However, he added that the operator’s primary focus was in Asia and the deal would allow further focus there.
“This company is focused on growth, and we see meaningful opportunities on a variety of fronts. Asia remains the backbone of this company and our developments in Macau and Singapore are the center of our attention,” Goldstein said. “We will always look for ways to reinvest in our properties and those communities.”
However, he added that there may still be investment opportunities for the business in the US.
“There are also potential development opportunities domestically, where we believe significant capital investment will provide a substantial benefit to those jurisdictions while also producing very strong returns for the company,” he said.
Patrick Dumont, the operator’s president and chief operating officer, reiterated Goldstein’s point that Las Vegas Sands’ primary focus was now elsewhere, but added that this included the online space.
When the business announced its 2020 earnings report, Goldstein also revealed that the operator was exploring “a few opportunities” to expand into online gambling.

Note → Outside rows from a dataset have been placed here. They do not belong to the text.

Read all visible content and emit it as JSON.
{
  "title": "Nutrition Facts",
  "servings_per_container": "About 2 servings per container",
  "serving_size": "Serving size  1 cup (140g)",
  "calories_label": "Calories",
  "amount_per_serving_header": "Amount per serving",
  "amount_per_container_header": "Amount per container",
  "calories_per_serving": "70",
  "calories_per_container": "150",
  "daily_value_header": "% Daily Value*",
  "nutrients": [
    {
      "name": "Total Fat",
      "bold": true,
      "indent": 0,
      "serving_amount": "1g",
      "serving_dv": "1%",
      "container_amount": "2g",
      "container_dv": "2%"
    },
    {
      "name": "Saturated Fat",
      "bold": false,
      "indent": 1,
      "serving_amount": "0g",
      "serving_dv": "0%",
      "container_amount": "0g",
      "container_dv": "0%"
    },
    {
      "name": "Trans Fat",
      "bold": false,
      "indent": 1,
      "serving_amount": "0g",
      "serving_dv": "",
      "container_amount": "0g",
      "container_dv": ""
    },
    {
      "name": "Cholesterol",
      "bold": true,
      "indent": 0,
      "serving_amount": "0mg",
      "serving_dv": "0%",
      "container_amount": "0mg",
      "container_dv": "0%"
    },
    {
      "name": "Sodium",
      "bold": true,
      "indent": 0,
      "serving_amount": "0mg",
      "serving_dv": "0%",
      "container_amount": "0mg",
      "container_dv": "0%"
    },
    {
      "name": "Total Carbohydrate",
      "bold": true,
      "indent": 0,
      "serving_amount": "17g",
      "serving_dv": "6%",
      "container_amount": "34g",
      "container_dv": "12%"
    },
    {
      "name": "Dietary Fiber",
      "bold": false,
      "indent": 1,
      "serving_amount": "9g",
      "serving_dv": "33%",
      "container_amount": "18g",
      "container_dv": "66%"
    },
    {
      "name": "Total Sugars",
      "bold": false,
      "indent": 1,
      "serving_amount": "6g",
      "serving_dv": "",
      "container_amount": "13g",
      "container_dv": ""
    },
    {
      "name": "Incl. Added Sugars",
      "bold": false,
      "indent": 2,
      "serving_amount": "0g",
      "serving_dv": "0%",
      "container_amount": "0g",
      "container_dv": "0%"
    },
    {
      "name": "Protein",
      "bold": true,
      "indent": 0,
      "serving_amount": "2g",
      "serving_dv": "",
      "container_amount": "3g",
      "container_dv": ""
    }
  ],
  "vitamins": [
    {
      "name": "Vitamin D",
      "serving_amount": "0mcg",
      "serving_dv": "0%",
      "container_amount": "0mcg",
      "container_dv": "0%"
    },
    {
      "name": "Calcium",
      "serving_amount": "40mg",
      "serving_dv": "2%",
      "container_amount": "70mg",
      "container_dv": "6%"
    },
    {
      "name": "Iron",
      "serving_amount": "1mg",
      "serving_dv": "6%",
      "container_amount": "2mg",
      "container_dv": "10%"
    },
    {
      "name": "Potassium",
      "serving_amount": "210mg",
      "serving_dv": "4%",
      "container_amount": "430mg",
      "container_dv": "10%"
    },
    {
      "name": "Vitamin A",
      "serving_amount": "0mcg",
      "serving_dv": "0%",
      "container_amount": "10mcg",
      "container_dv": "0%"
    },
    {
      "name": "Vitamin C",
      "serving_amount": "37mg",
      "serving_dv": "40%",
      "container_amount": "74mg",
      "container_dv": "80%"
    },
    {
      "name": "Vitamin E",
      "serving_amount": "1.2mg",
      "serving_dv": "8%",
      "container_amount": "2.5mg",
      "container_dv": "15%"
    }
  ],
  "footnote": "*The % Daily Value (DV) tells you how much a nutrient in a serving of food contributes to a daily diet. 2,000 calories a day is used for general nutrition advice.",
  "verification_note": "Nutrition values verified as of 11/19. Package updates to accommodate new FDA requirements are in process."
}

“Our long-held strategy of reinvesting in our Asian operations and returning capital to our shareholders will be enhanced through this transaction,” Dumont said.
“Additionally, as our industry continues to evolve, particularly as it relates to the digital marketplace, we are committed to exploring those possibilities.”
Goldman Sachs was Las Vegas Sands’ financial advisor for the deal while Skadden, Arps, Slate, Meagher & Flom LLP served as legal advisor.